Все персонажи этой книги вымышлены, а события, описанные в ней, еще не произойти. Однако это не умозрительная ткань далекого будущего — лишь попытка заглянуть чуть-чуть вперед… или назад? Решайте сами.

Интерлюдия между Частью 1 и Частью 2 может рассматриваться как глава из еще не написанного учебника истории.

А.К

ПРЕДИСЛОВИЕ К ВЫХОДУ КНИГИ В ИЗДАТЕЛЬСТВЕ «ДЭНЬЮБ»
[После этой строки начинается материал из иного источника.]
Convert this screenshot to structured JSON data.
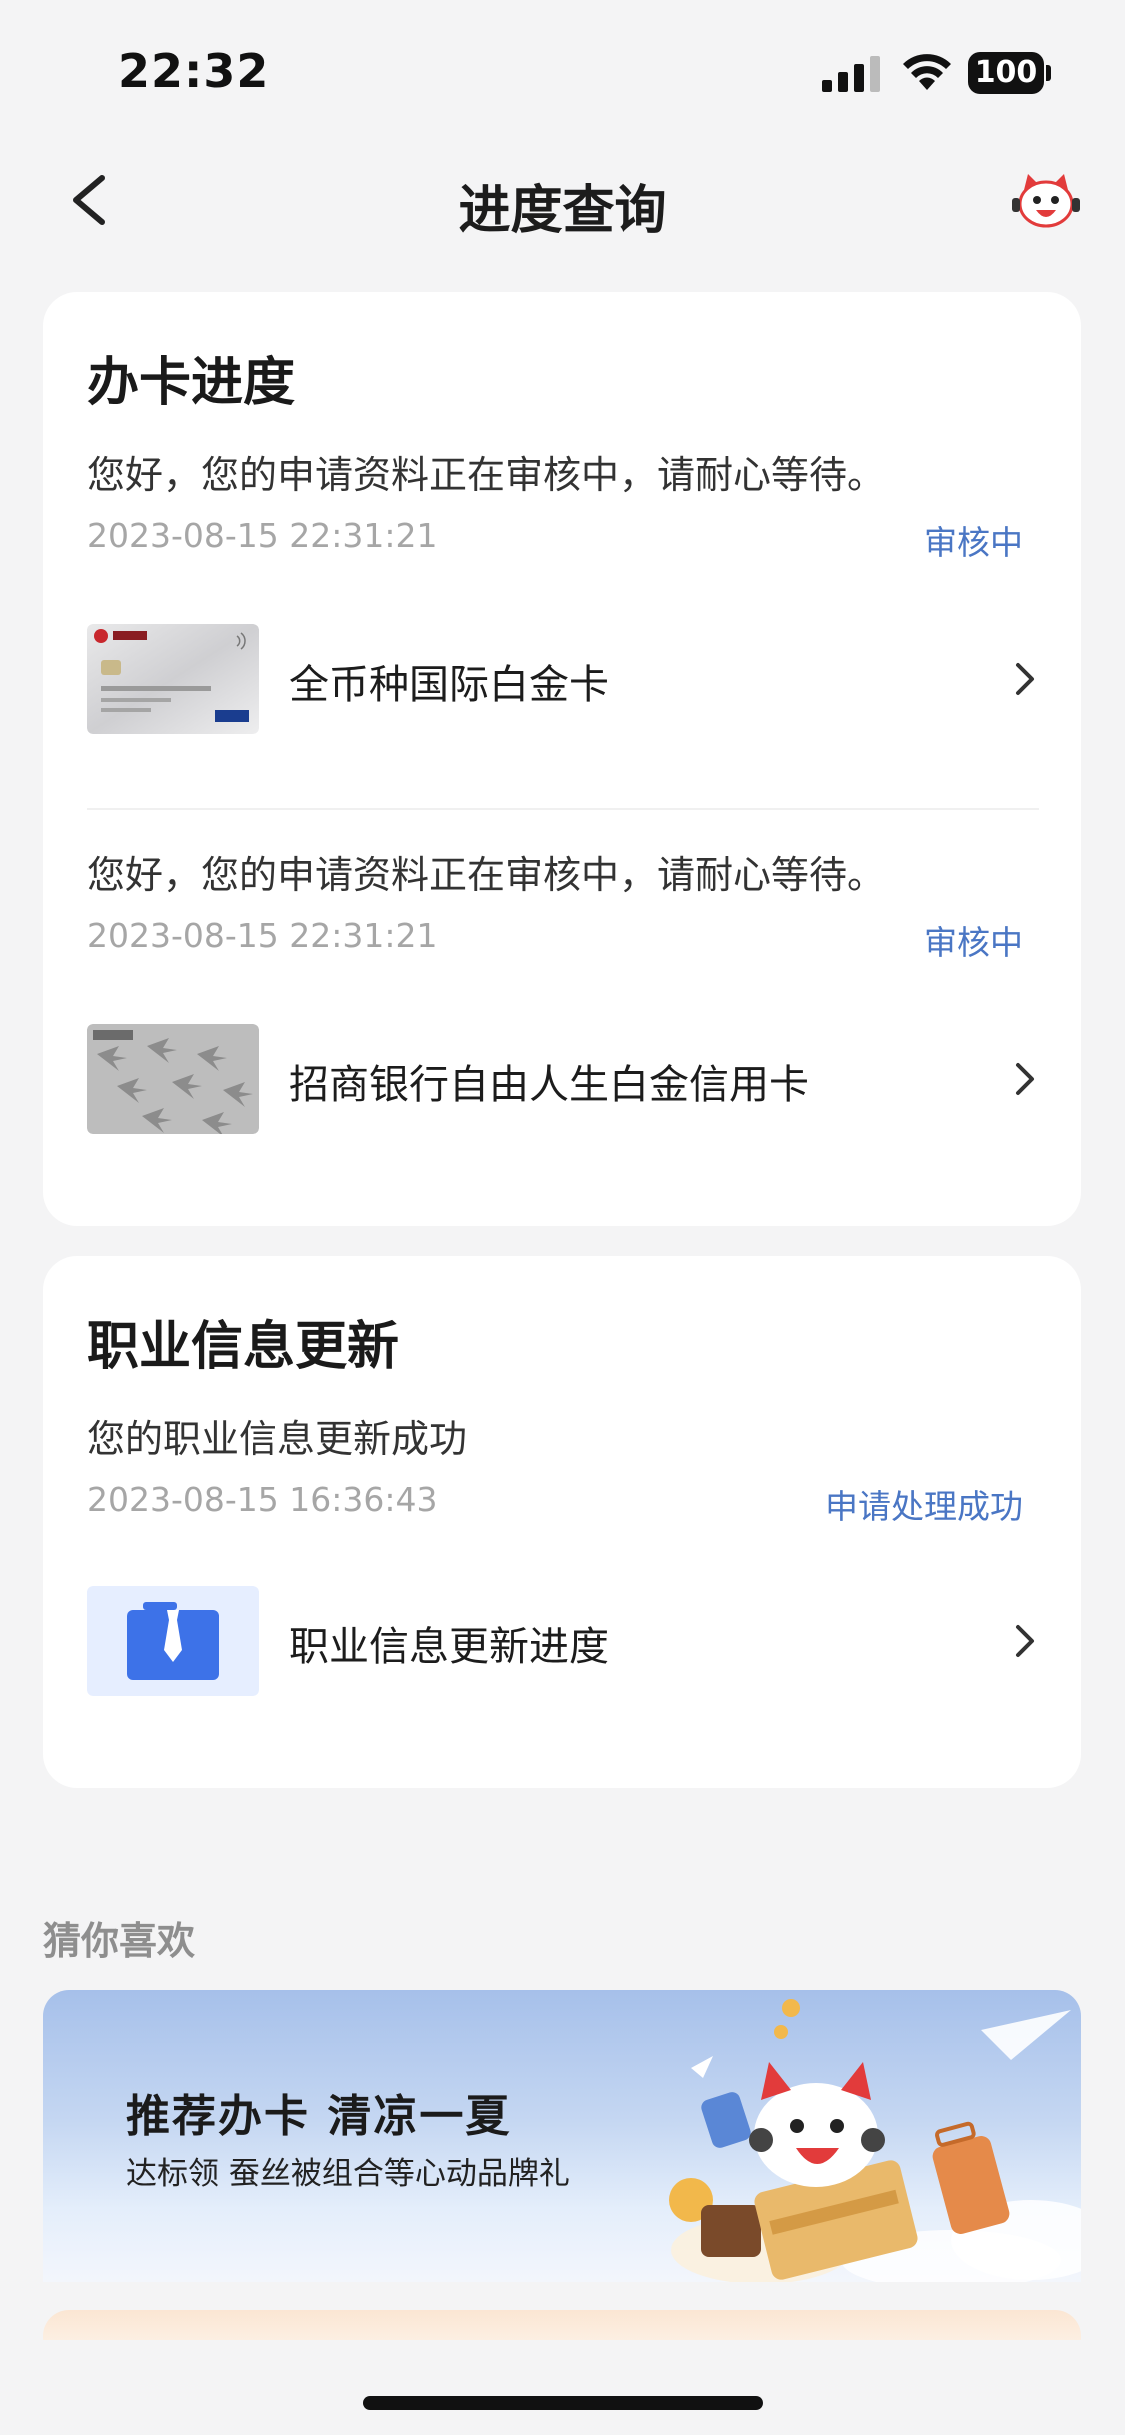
{
  "status_bar": {
    "time": "22:32",
    "battery": "100"
  },
  "nav": {
    "title": "进度查询"
  },
  "card_progress": {
    "title": "办卡进度",
    "entries": [
      {
        "message": "您好，您的申请资料正在审核中，请耐心等待。",
        "time": "2023-08-15 22:31:21",
        "status": "审核中",
        "item": "全币种国际白金卡"
      },
      {
        "message": "您好，您的申请资料正在审核中，请耐心等待。",
        "time": "2023-08-15 22:31:21",
        "status": "审核中",
        "item": "招商银行自由人生白金信用卡"
      }
    ]
  },
  "card_job": {
    "title": "职业信息更新",
    "message": "您的职业信息更新成功",
    "time": "2023-08-15 16:36:43",
    "status": "申请处理成功",
    "item": "职业信息更新进度"
  },
  "recommend": {
    "label": "猜你喜欢",
    "banner_title": "推荐办卡 清凉一夏",
    "banner_subtitle": "达标领 蚕丝被组合等心动品牌礼"
  },
  "colors": {
    "accent": "#4a76c4",
    "background": "#f4f4f5",
    "card": "#ffffff"
  },
  "icons": [
    "back-arrow-icon",
    "mascot-icon",
    "chevron-right-icon",
    "briefcase-icon",
    "signal-icon",
    "wifi-icon",
    "battery-icon"
  ]
}
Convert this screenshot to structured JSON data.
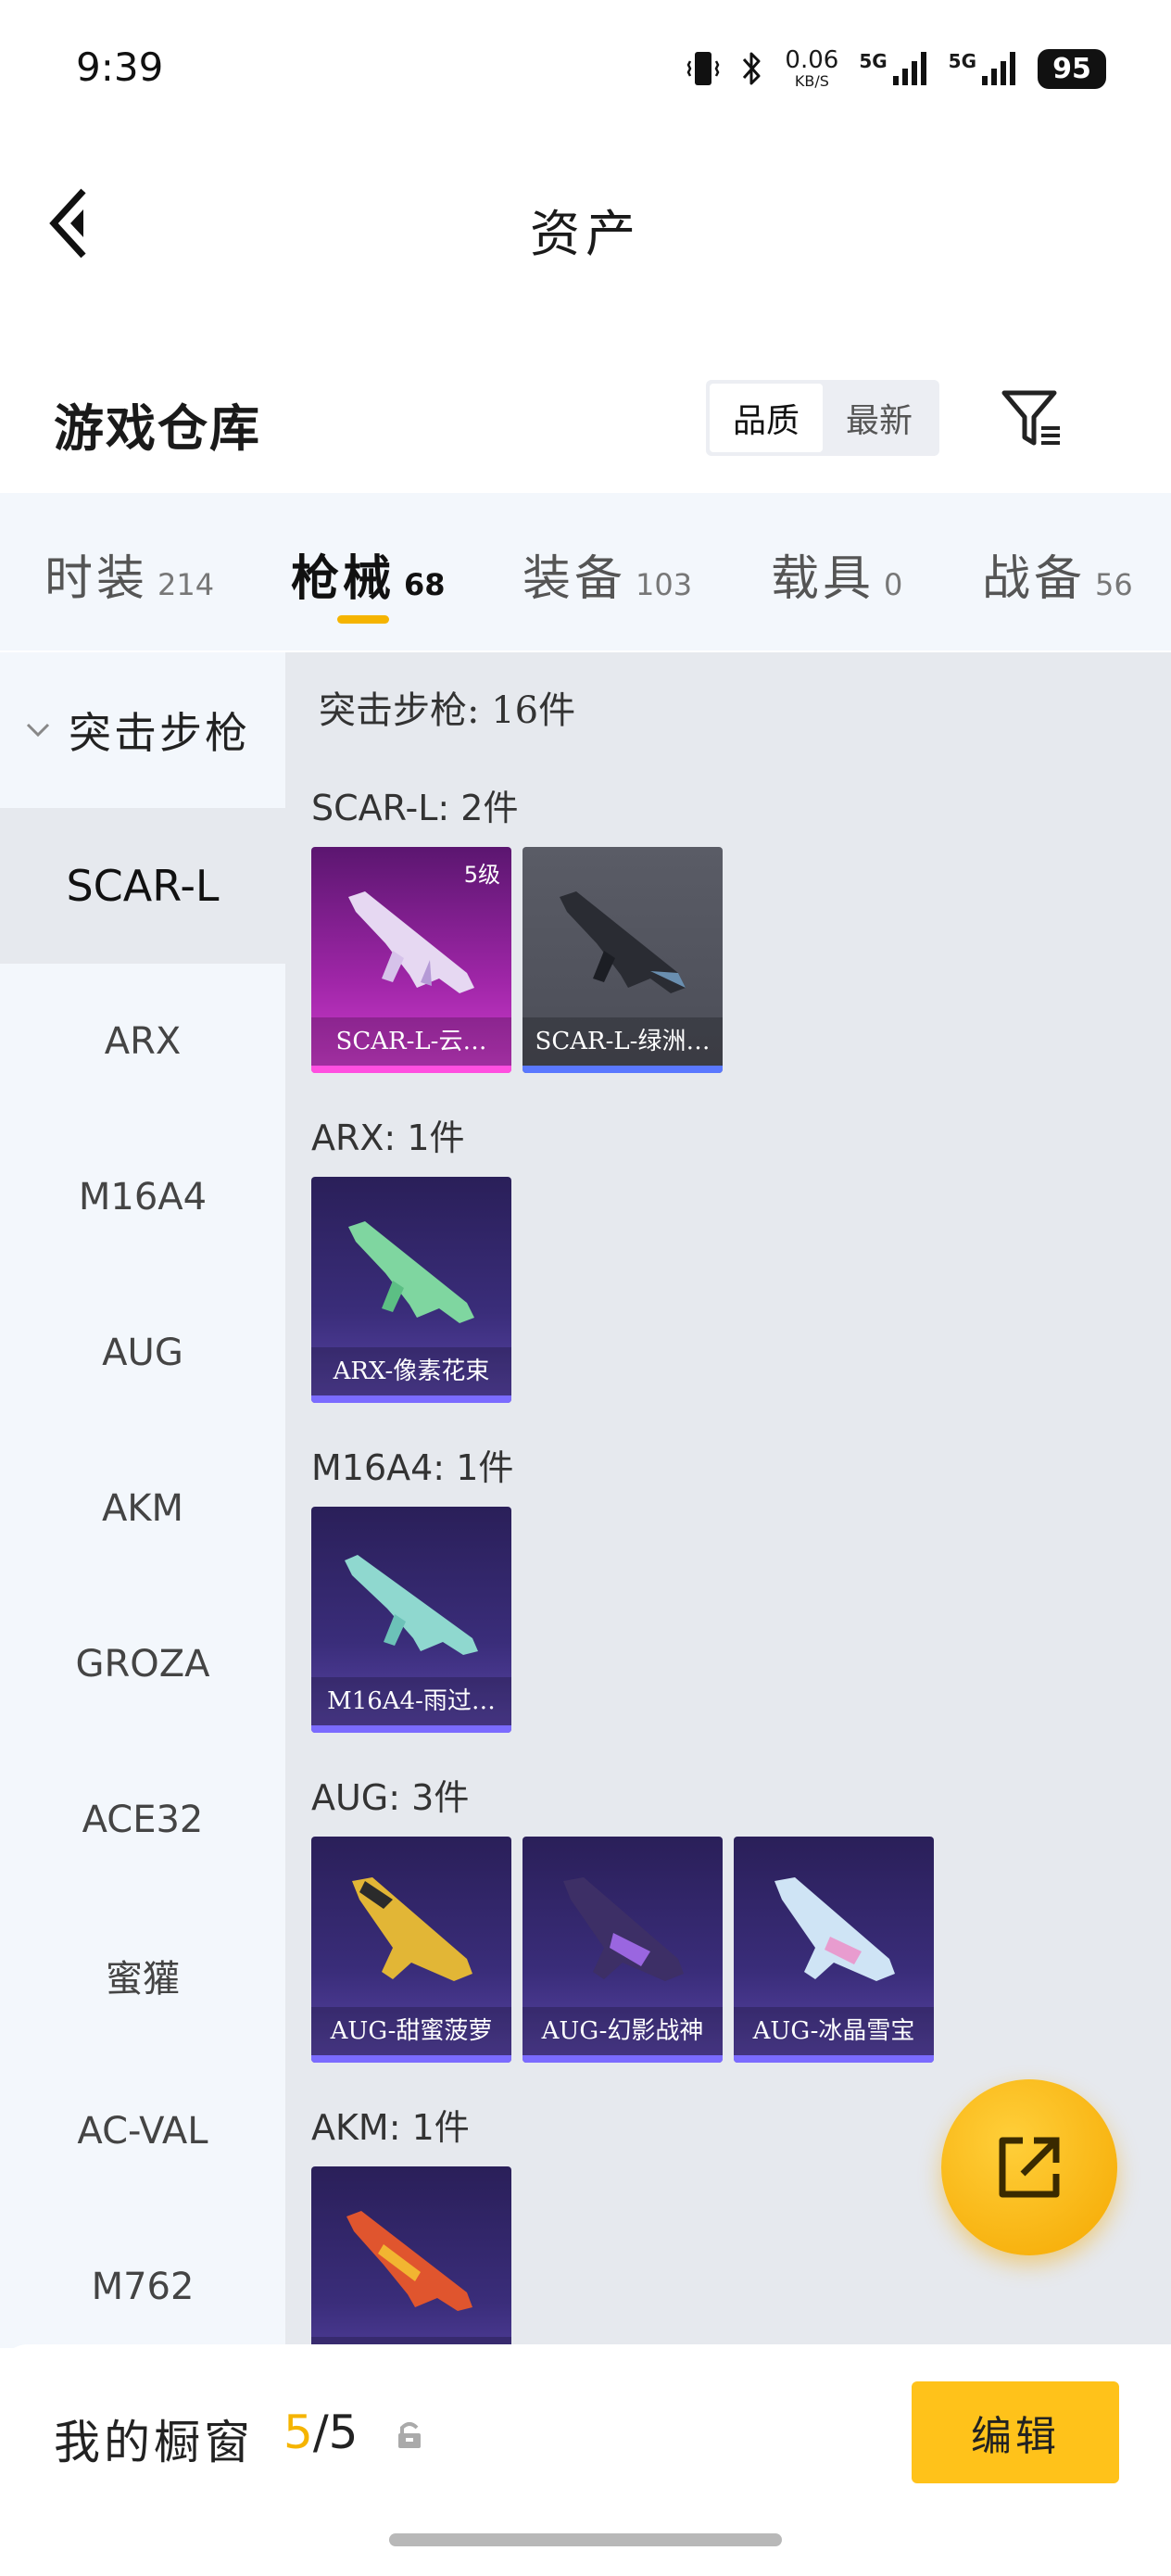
{
  "status_bar": {
    "time": "9:39",
    "net_speed_value": "0.06",
    "net_speed_unit": "KB/S",
    "signal_1_label": "5G",
    "signal_2_label": "5G",
    "battery": "95"
  },
  "header": {
    "title": "资产",
    "back_icon": "back-arrow-icon"
  },
  "warehouse": {
    "title": "游戏仓库",
    "sort_options": [
      "品质",
      "最新"
    ],
    "selected_sort": "品质",
    "filter_icon": "filter-icon"
  },
  "tabs": [
    {
      "label": "时装",
      "count": "214"
    },
    {
      "label": "枪械",
      "count": "68"
    },
    {
      "label": "装备",
      "count": "103"
    },
    {
      "label": "载具",
      "count": "0"
    },
    {
      "label": "战备",
      "count": "56"
    }
  ],
  "active_tab": "枪械",
  "sidebar": {
    "group_label": "突击步枪",
    "items": [
      "SCAR-L",
      "ARX",
      "M16A4",
      "AUG",
      "AKM",
      "GROZA",
      "ACE32",
      "蜜獾",
      "AC-VAL",
      "M762"
    ],
    "selected": "SCAR-L"
  },
  "content": {
    "group_title": "突击步枪: 16件",
    "sections": [
      {
        "title": "SCAR-L: 2件",
        "items": [
          {
            "name": "SCAR-L-云…",
            "level": "5级",
            "rarity": "pink"
          },
          {
            "name": "SCAR-L-绿洲…",
            "level": "",
            "rarity": "gray"
          }
        ]
      },
      {
        "title": "ARX: 1件",
        "items": [
          {
            "name": "ARX-像素花束",
            "level": "",
            "rarity": "purple"
          }
        ]
      },
      {
        "title": "M16A4: 1件",
        "items": [
          {
            "name": "M16A4-雨过…",
            "level": "",
            "rarity": "purple"
          }
        ]
      },
      {
        "title": "AUG: 3件",
        "items": [
          {
            "name": "AUG-甜蜜菠萝",
            "level": "",
            "rarity": "purple"
          },
          {
            "name": "AUG-幻影战神",
            "level": "",
            "rarity": "purple"
          },
          {
            "name": "AUG-冰晶雪宝",
            "level": "",
            "rarity": "purple"
          }
        ]
      },
      {
        "title": "AKM: 1件",
        "items": [
          {
            "name": "",
            "level": "",
            "rarity": "purple"
          }
        ]
      }
    ]
  },
  "fab": {
    "icon": "share-external-icon"
  },
  "bottom_bar": {
    "showcase_label": "我的橱窗",
    "showcase_current": "5",
    "showcase_total": "/5",
    "lock_icon": "lock-icon",
    "edit_label": "编辑"
  },
  "colors": {
    "accent": "#f5b400",
    "edit_button": "#ffc21a",
    "sidebar_bg": "#f3f7fc",
    "content_bg": "#e6e9ee"
  }
}
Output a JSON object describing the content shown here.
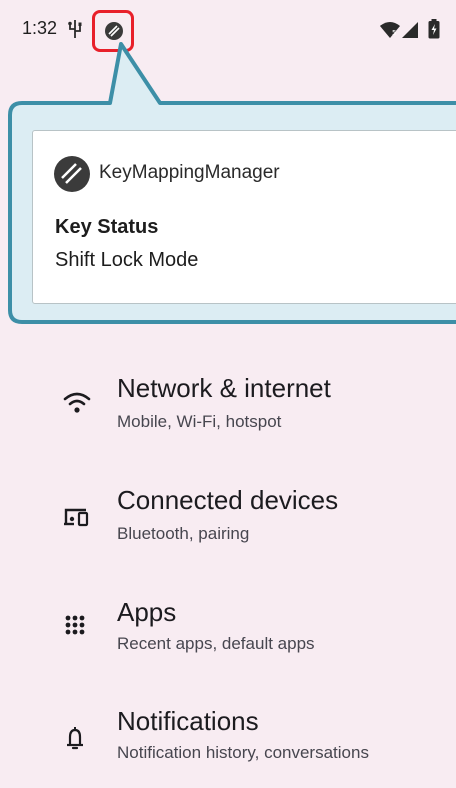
{
  "status_bar": {
    "time": "1:32",
    "icons": [
      "usb-icon",
      "key-mapping-icon",
      "wifi-icon",
      "cellular-signal-icon",
      "battery-charging-icon"
    ],
    "highlight_color": "#e8202a"
  },
  "notification": {
    "app_name": "KeyMappingManager",
    "title": "Key Status",
    "text": "Shift Lock Mode",
    "callout_color": "#3d8fa7",
    "callout_fill": "#dcedf3"
  },
  "settings": {
    "items": [
      {
        "icon": "wifi-icon",
        "title": "Network & internet",
        "subtitle": "Mobile, Wi-Fi, hotspot"
      },
      {
        "icon": "connected-devices-icon",
        "title": "Connected devices",
        "subtitle": "Bluetooth, pairing"
      },
      {
        "icon": "apps-grid-icon",
        "title": "Apps",
        "subtitle": "Recent apps, default apps"
      },
      {
        "icon": "bell-icon",
        "title": "Notifications",
        "subtitle": "Notification history, conversations"
      }
    ]
  }
}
Когда издательство «Дэньюб» переиздало мой первый роман «Гладиаторы», я написал к нему послесловие, которое начиналось следующими словами: «Романы должны говорить сами за себя; комментариям автора не следует вторгаться в отношения между читателем и его произведением, по крайней мере до тех пор, пока не окончится чтение. Поэтому я пишу не предисловие, а послесловие».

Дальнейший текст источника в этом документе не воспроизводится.